Over the last couple days, I have realized something. I have learned another life lesson about myself. Each of us are sent to this earth to learn anything and everything we can about the world around us, God, and ourselves. We are given the right to choose. To make choices that will make us and God ultimately happy, or to make choices that might give us temporary happiness but in the long run will make us and God miserable. Each of us has been given some type of trial we, and only we will have to face, fight, and eventually either succumb to or overcome. I will not speak for anyone but me in this. But I have been given my own personal challenges to fight. But the lesson I learned this week, is where all of my personal trials stem from. Whether it be a trial of faith, or a trial of eating, or a trial of organization, or any other daemon I have been faced with. This week I found the source. I have talked about it forever, but my heart finally realized the battle that will be mine to overcome in this life. And it's not eating, organization, addictions (sorry Costa Vida), or anything that we see in the world. Any of those personal struggles are only manifestations of my trial of the flesh that God has given me to fight. I learned that my trial is pride. I felt it so clearly and powerfully that I now know what God wants me to focus all of my energy on fighting. I am not a bad person by nature. I don't judge people (most of the time, wink wink). But for years, I have rationalized my prideful nature by comparing my strong points in pride to other's weaknesses. "I'm not so focused on possessions like 'Bill'" or "I don't rip on 'Joe' for being Peter Priesthood" or whatever. Instead though, I would ignore peoples needs, "I just don't have time" or whatever my rationalizations might be. It was so clear to me that these selfish feelings are what lead me to have any number of other trial manifestations. I know this is total rambling, but I think this is true of everyone.

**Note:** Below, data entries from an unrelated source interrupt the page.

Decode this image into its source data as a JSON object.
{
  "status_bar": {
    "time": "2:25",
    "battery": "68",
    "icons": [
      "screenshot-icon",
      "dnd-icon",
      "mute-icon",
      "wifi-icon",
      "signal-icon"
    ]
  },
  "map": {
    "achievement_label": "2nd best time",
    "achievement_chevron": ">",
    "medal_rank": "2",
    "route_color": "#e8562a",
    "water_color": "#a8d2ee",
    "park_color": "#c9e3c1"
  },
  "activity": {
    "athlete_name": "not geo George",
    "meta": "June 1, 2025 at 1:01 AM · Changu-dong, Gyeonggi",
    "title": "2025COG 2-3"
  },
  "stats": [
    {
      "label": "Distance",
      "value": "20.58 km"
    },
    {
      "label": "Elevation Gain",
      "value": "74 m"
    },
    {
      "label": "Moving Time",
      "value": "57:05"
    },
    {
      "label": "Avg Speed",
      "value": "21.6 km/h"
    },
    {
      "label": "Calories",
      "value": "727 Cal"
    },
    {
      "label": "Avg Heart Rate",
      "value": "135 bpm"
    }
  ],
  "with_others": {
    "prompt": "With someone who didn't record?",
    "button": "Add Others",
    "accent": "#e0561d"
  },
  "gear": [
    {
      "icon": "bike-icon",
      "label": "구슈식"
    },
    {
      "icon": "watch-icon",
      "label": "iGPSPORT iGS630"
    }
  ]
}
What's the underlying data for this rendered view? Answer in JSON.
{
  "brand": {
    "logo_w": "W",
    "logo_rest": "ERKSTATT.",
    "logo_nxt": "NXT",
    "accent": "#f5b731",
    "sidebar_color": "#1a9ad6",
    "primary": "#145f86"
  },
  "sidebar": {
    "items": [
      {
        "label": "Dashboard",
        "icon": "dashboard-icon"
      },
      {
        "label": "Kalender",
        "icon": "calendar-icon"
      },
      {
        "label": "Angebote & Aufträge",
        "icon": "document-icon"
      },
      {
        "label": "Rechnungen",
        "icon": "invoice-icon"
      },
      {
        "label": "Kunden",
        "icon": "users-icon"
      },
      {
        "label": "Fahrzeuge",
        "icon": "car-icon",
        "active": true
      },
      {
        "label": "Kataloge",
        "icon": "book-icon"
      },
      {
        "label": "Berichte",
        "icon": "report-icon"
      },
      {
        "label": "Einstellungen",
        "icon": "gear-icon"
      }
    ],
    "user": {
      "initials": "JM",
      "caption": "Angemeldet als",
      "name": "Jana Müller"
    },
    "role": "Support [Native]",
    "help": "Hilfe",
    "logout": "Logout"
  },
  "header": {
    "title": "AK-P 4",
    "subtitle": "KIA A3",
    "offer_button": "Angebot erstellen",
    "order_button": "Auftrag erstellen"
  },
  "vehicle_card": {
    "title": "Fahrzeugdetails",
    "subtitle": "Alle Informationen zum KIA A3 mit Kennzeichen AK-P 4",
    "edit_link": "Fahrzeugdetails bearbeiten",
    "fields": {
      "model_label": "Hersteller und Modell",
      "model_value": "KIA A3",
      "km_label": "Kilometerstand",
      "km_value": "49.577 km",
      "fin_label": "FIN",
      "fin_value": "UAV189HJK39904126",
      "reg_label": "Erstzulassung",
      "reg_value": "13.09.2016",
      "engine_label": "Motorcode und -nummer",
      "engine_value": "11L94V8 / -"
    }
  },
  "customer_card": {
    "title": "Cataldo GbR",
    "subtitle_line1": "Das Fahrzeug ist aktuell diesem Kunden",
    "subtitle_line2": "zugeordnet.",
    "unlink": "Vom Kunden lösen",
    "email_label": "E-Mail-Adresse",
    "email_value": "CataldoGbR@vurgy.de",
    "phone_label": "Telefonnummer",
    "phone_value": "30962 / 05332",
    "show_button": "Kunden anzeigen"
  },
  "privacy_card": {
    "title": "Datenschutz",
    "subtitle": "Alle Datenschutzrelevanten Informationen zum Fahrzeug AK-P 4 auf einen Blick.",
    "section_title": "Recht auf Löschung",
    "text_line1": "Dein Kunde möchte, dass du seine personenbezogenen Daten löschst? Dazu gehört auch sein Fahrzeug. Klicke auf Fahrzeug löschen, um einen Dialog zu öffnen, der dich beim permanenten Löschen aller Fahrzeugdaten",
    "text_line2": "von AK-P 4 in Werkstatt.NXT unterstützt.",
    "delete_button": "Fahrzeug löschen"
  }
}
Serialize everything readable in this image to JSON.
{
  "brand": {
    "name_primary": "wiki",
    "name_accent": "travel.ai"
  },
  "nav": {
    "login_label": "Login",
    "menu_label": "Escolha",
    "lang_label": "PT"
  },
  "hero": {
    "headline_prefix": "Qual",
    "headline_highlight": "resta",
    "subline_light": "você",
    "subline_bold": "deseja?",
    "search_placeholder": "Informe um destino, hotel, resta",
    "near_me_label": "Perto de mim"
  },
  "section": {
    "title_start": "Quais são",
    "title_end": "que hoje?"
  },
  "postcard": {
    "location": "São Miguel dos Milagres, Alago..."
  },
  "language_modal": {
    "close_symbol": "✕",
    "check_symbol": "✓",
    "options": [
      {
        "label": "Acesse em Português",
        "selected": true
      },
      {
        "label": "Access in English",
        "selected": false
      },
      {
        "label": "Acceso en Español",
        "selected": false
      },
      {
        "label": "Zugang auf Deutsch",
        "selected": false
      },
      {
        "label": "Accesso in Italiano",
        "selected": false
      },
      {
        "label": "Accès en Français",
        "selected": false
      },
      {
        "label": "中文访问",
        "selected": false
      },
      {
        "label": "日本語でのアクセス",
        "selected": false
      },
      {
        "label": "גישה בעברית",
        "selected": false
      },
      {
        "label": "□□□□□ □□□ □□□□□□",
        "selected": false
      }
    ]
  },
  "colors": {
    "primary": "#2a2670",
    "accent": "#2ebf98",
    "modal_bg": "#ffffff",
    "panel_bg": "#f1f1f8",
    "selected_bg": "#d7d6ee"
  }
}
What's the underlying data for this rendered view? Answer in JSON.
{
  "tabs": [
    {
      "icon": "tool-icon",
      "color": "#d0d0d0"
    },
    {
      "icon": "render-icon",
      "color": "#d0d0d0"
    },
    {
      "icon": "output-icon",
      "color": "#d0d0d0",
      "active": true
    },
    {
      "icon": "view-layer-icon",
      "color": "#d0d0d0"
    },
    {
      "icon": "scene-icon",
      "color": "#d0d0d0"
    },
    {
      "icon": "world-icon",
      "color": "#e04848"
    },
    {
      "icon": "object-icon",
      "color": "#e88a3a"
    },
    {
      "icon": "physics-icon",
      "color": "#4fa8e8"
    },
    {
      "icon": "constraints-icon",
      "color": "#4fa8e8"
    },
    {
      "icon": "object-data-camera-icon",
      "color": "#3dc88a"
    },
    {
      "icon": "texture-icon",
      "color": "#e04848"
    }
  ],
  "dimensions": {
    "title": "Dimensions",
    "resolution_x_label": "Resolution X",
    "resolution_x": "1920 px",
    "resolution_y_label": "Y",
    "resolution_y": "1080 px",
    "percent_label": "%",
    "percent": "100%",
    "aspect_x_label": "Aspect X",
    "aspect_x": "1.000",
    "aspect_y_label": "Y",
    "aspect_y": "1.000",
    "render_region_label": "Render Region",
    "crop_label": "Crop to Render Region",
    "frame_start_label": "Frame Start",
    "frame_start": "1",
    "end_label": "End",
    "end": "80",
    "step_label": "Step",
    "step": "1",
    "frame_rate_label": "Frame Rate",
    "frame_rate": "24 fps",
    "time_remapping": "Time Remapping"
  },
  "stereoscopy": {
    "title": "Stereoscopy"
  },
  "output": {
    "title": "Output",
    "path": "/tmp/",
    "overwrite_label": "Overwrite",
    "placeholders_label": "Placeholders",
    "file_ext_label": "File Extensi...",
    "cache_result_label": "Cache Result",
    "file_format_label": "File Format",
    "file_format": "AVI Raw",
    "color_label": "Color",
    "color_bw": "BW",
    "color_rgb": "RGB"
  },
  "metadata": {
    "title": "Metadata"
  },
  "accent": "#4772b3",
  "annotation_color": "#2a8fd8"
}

In the human society, a lot of what we see people do isn't really a representation of their real problem. Someone who is addicted to drugs or eating for example, really has another underlying problem that they haven't put their fingers on yet. Maybe they feel like their personal needs aren't being met so their true problem is feelings of self-worth, so they manifest their hurt by eating or drinking or whatever. Maybe someone feels like they will never be successful so they steal. Is stealing their problem? Nope. It certainly is a problem. But poeple will stop that problem when they find that inner need that isn't being met or addressed. Whatever it is, usually the problem we see, is not the real problem. That was the long way of me saying that this week, I finally pinpointed my real problem. A problem that I see in myself much more than anyone else might. So, when I feel like quitting, or I feel like giving up on my workouts, or I feel like eating that cookie, I now can step back and say, "Don't let your pride get in the way of your success." Every reason I have to sabotage my success is completely selfish. I'm only thinking about how to avoid being uncomfortable--who cares how this might affect anyone else. Well, those days are over. Will I be perfect--not a chance. But now I know what I'm fighting. SO SORRY I went off on that thought. But hey, it's my blog. :)

I know I can win in my struggles. I might get discouraged at my progress, but I am on my way to being fit and to being the kind of person I know that God can be happy with.

4 comments:

Erock! said...

Now you and I can manifest the torment of not having sveldt figures through our extreme diet and brutal work outs. LOL

Dixiechick said...

Whoa. Deep stuff. I like it.

Lana said...

well written. I'm glad you haven't let the little discouragements get you down. I'm really proud of you for wanting to fight to do this. :) Just stick with it so I can kick your trash next year...:)

Anonymous said...

Great insightful entry. I am right there with you on the Pride Wagon. It is incredibly difficult to admit pride is our pitfall. Pride allows me to not admit and deal with my frailties.

I consider acknowledging my weaknesses like streaking. Once I openly reveal my faults, there will be no going back. No thanks! Your self appraisal inspires me to be more honest with myself and get out of my own way.

Sorry to invade your personal space (blog), but it is fun to learn and grow through your struggles and triumphs. Your motivation is inspiring.